I start to feel I want to introduce certain readers and LT-ers to each other; and I see gaps that inspire me as a critic, that make me see “Wait. All these people should also have A Certain Glorious Book; they’d love it, based on what they own and tag heavily.” And then I resolve to write a review, give a book as a present, or just give a recommendation out of the blue.

It is not just social and about stalking… it is a method of creating cultural meaning.

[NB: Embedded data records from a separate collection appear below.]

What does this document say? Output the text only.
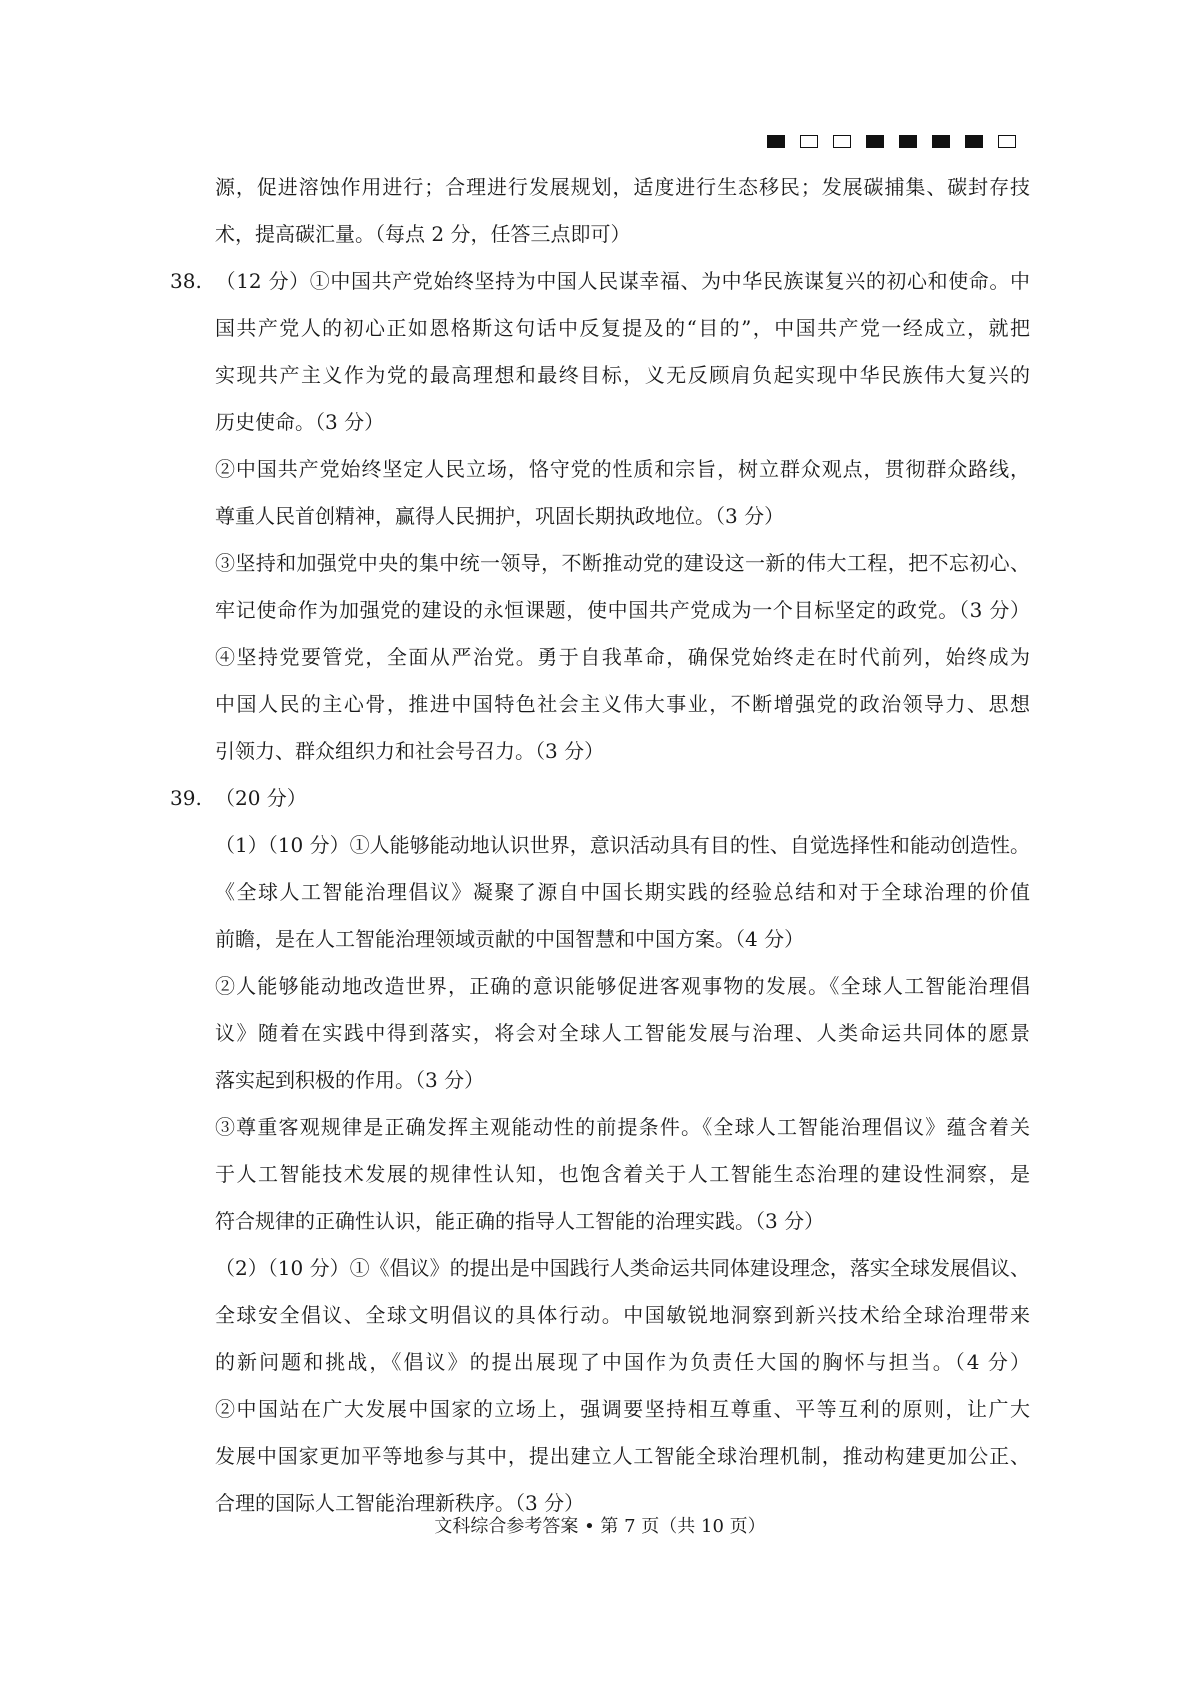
源，促进溶蚀作用进行；合理进行发展规划，适度进行生态移民；发展碳捕集、碳封存技
术，提高碳汇量。（每点 2 分，任答三点即可）
38. （12 分）①中国共产党始终坚持为中国人民谋幸福、为中华民族谋复兴的初心和使命。中
国共产党人的初心正如恩格斯这句话中反复提及的“目的”，中国共产党一经成立，就把
实现共产主义作为党的最高理想和最终目标，义无反顾肩负起实现中华民族伟大复兴的
历史使命。（3 分）
②中国共产党始终坚定人民立场，恪守党的性质和宗旨，树立群众观点，贯彻群众路线，
尊重人民首创精神，赢得人民拥护，巩固长期执政地位。（3 分）
③坚持和加强党中央的集中统一领导，不断推动党的建设这一新的伟大工程，把不忘初心、
牢记使命作为加强党的建设的永恒课题，使中国共产党成为一个目标坚定的政党。（3 分）
④坚持党要管党，全面从严治党。勇于自我革命，确保党始终走在时代前列，始终成为
中国人民的主心骨，推进中国特色社会主义伟大事业，不断增强党的政治领导力、思想
引领力、群众组织力和社会号召力。（3 分）
39. （20 分）
（1）（10 分）①人能够能动地认识世界，意识活动具有目的性、自觉选择性和能动创造性。
《全球人工智能治理倡议》凝聚了源自中国长期实践的经验总结和对于全球治理的价值
前瞻，是在人工智能治理领域贡献的中国智慧和中国方案。（4 分）
②人能够能动地改造世界，正确的意识能够促进客观事物的发展。《全球人工智能治理倡
议》随着在实践中得到落实，将会对全球人工智能发展与治理、人类命运共同体的愿景
落实起到积极的作用。（3 分）
③尊重客观规律是正确发挥主观能动性的前提条件。《全球人工智能治理倡议》蕴含着关
于人工智能技术发展的规律性认知，也饱含着关于人工智能生态治理的建设性洞察，是
符合规律的正确性认识，能正确的指导人工智能的治理实践。（3 分）
（2）（10 分）①《倡议》的提出是中国践行人类命运共同体建设理念，落实全球发展倡议、
全球安全倡议、全球文明倡议的具体行动。中国敏锐地洞察到新兴技术给全球治理带来
的新问题和挑战，《倡议》的提出展现了中国作为负责任大国的胸怀与担当。（4 分）
②中国站在广大发展中国家的立场上，强调要坚持相互尊重、平等互利的原则，让广大
发展中国家更加平等地参与其中，提出建立人工智能全球治理机制，推动构建更加公正、
合理的国际人工智能治理新秩序。（3 分）
文科综合参考答案 • 第 7 页（共 10 页）
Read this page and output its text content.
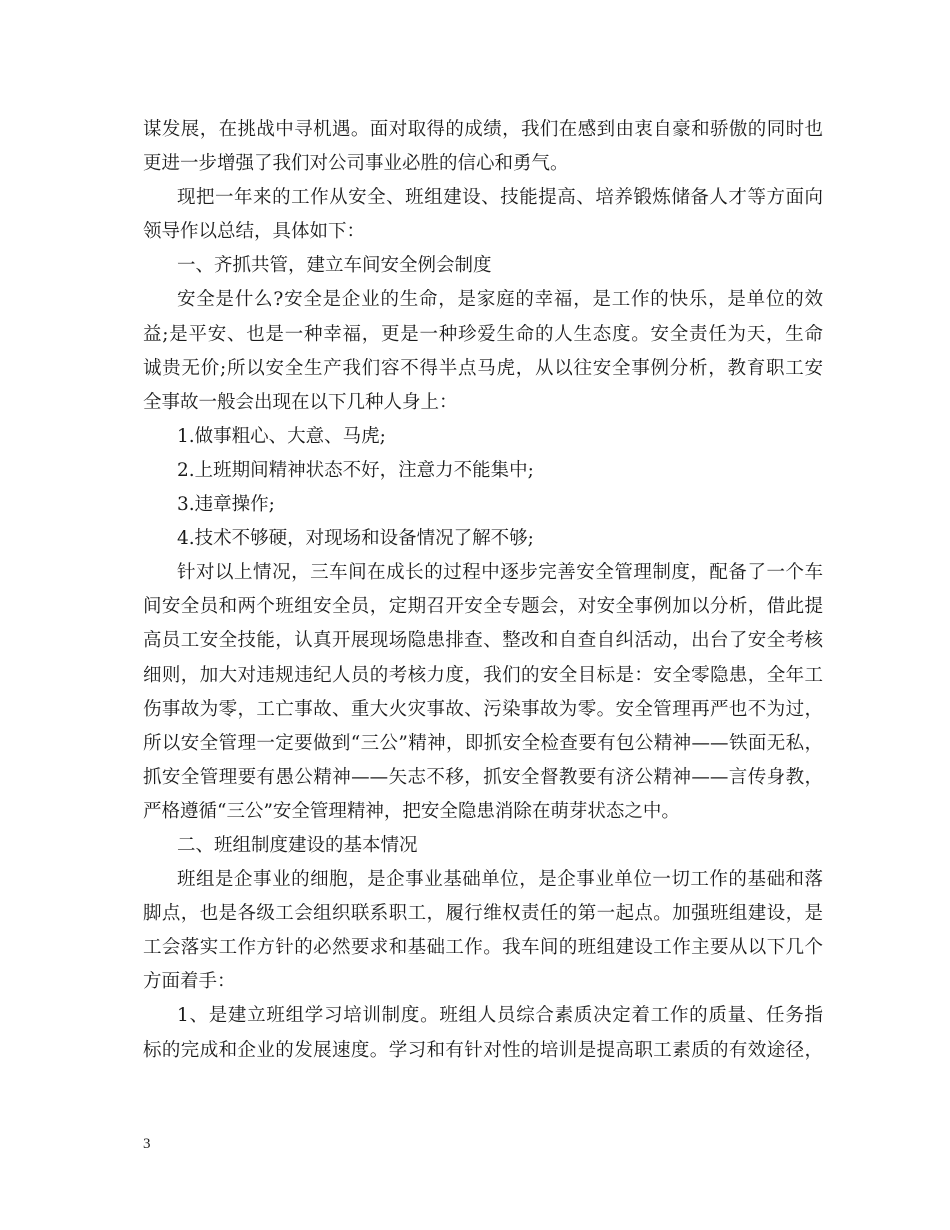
谋发展，在挑战中寻机遇。面对取得的成绩，我们在感到由衷自豪和骄傲的同时也
更进一步增强了我们对公司事业必胜的信心和勇气。
现把一年来的工作从安全、班组建设、技能提高、培养锻炼储备人才等方面向
领导作以总结，具体如下：
一、齐抓共管，建立车间安全例会制度
安全是什么?安全是企业的生命，是家庭的幸福，是工作的快乐，是单位的效
益;是平安、也是一种幸福，更是一种珍爱生命的人生态度。安全责任为天，生命
诚贵无价;所以安全生产我们容不得半点马虎，从以往安全事例分析，教育职工安
全事故一般会出现在以下几种人身上：
1.做事粗心、大意、马虎;
2.上班期间精神状态不好，注意力不能集中;
3.违章操作;
4.技术不够硬，对现场和设备情况了解不够;
针对以上情况，三车间在成长的过程中逐步完善安全管理制度，配备了一个车
间安全员和两个班组安全员，定期召开安全专题会，对安全事例加以分析，借此提
高员工安全技能，认真开展现场隐患排查、整改和自查自纠活动，出台了安全考核
细则，加大对违规违纪人员的考核力度，我们的安全目标是：安全零隐患，全年工
伤事故为零，工亡事故、重大火灾事故、污染事故为零。安全管理再严也不为过，
所以安全管理一定要做到“三公”精神，即抓安全检查要有包公精神——铁面无私，
抓安全管理要有愚公精神——矢志不移，抓安全督教要有济公精神——言传身教，
严格遵循“三公”安全管理精神，把安全隐患消除在萌芽状态之中。
二、班组制度建设的基本情况
班组是企事业的细胞，是企事业基础单位，是企事业单位一切工作的基础和落
脚点，也是各级工会组织联系职工，履行维权责任的第一起点。加强班组建设，是
工会落实工作方针的必然要求和基础工作。我车间的班组建设工作主要从以下几个
方面着手：
1、是建立班组学习培训制度。班组人员综合素质决定着工作的质量、任务指
标的完成和企业的发展速度。学习和有针对性的培训是提高职工素质的有效途径，
3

But that is not all of it… I’ll have to return to this thought. Meta-information structures laid in place… underpinnings of possible conversations…. people seem more real to me than they ever did… strangers hold more possbilities… It is a general feeling of hope, connection, interest, pleasure, curiosity. I think that when you drink the Web 2.0 Koolaid it’s not about believing in hype – it’s a fundamental shift in how we think about each other as people with depth, with books and feelings about them, with wishes and goals and places we want to go to or that we’ve loved (as on 43places and 43things) and with social ties laid out with at least an attempt at clarity. When novels became popular, it provided an opportunity for people to think about each other as characters in novels, as protagonists even, whose thought processes could be revealed, imagined, chronicled. I think Web 2.0 and blogging and rich social information environments, which will surely develop intertwinings more complicated than we’ve imagined, are in the beginning of a shift in the way it is possible for people to think about each other. There are of course utopian and dystopian results from that shift. But lucky for me I was born in interesting times and will not be bored, ever.

LibraryThing has inspired me several times so far to get rid of books that I think are embarrassing, too embarrassing or dull to add to my public bookshelf. Do I want this on my shelf? I didn’t want it in my brain. Then… throw it out!

Just as certain people are peculiarly charming and witty on Twitter, but dull on their blogs… or vice versa… I think some people’s libraries will function like registers of complicated conversation. Registers of speech or media for speaking can result in very different output from the very same person. So as a mode of self expression, art, and culture, LibraryThing and social media let us see each other saying things we might not have said, or been able to see being said, before. They provide an extra conversational layer.